Last week, as the 10th anniversary observance approached, Voigtman had a bird’s-eye view of preparations for the memorial event.

“Ironically, I now sit about 25 feet from where I did on 9/11,” Voigtman said. “Lehman expected that Three World Financial would be condemned after the South Tower fell onto it, crushing part of the 9th floor on top of the 8th, and taking out the southeast corner and east face of the building. Lehman immediately bought a brand-new midtown building from Morgan Stanley. Three World was rebuilt as it houses the headquarters of American Express, but the Lehman floors stayed vacant for 7 years, until RBC moved in during 2008. The trading floor is now one of the newest and most advanced in the city today.”

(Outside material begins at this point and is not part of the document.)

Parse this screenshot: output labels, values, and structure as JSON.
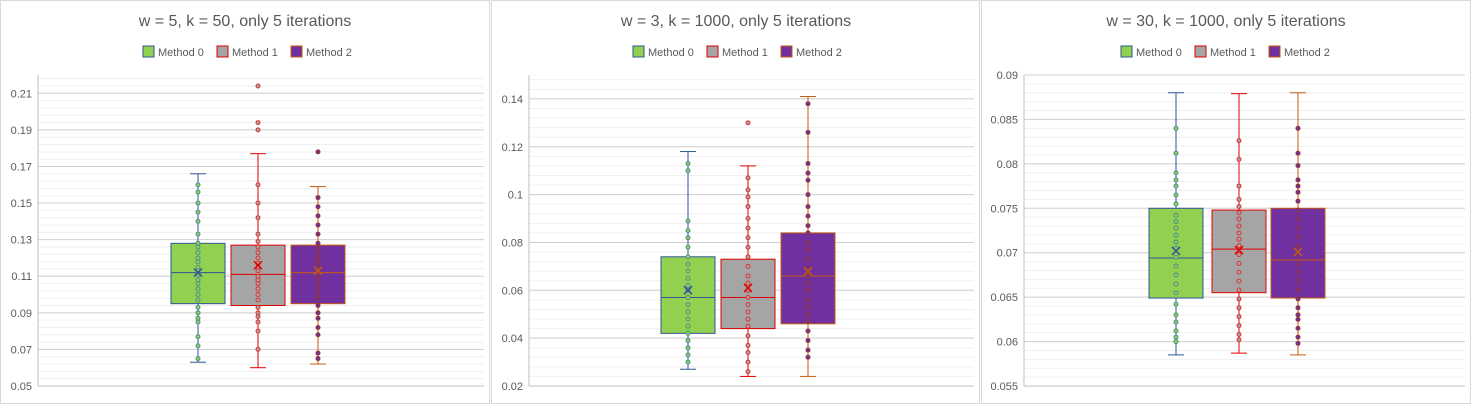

Lehman, according to Voigtman, “miraculously only lost one employee” on 9/11, although the firm’s demise would come seven years later in the wake of the subprime mortgage crisis.

Voigtman was fortunate to have moved on by then, successfully weathering the banking meltdown that engulfed Wall Street. That crisis, and the tragedy of 9/11, are beyond comparison, of course.

“For the last four years, every day, and throughout the day, I have been able to watch the development of the 9/11 Memorial and One World Trade as they make progress on the sacred site,” Voigtman said. “They add about a floor a week on the new tower, and the construction process is amazing. It was a memorable milestone when the square waterfalls in the footprint of the towers were first turned on — the water has an amazing sparkle as it flows down along the footprint walls. A couple weeks ago, I watched as a crane lowered a 9/11 fire truck and steel beams from the tower down into the museum on the grounds. But as much as the site has changed, I can still perfectly picture the towers.”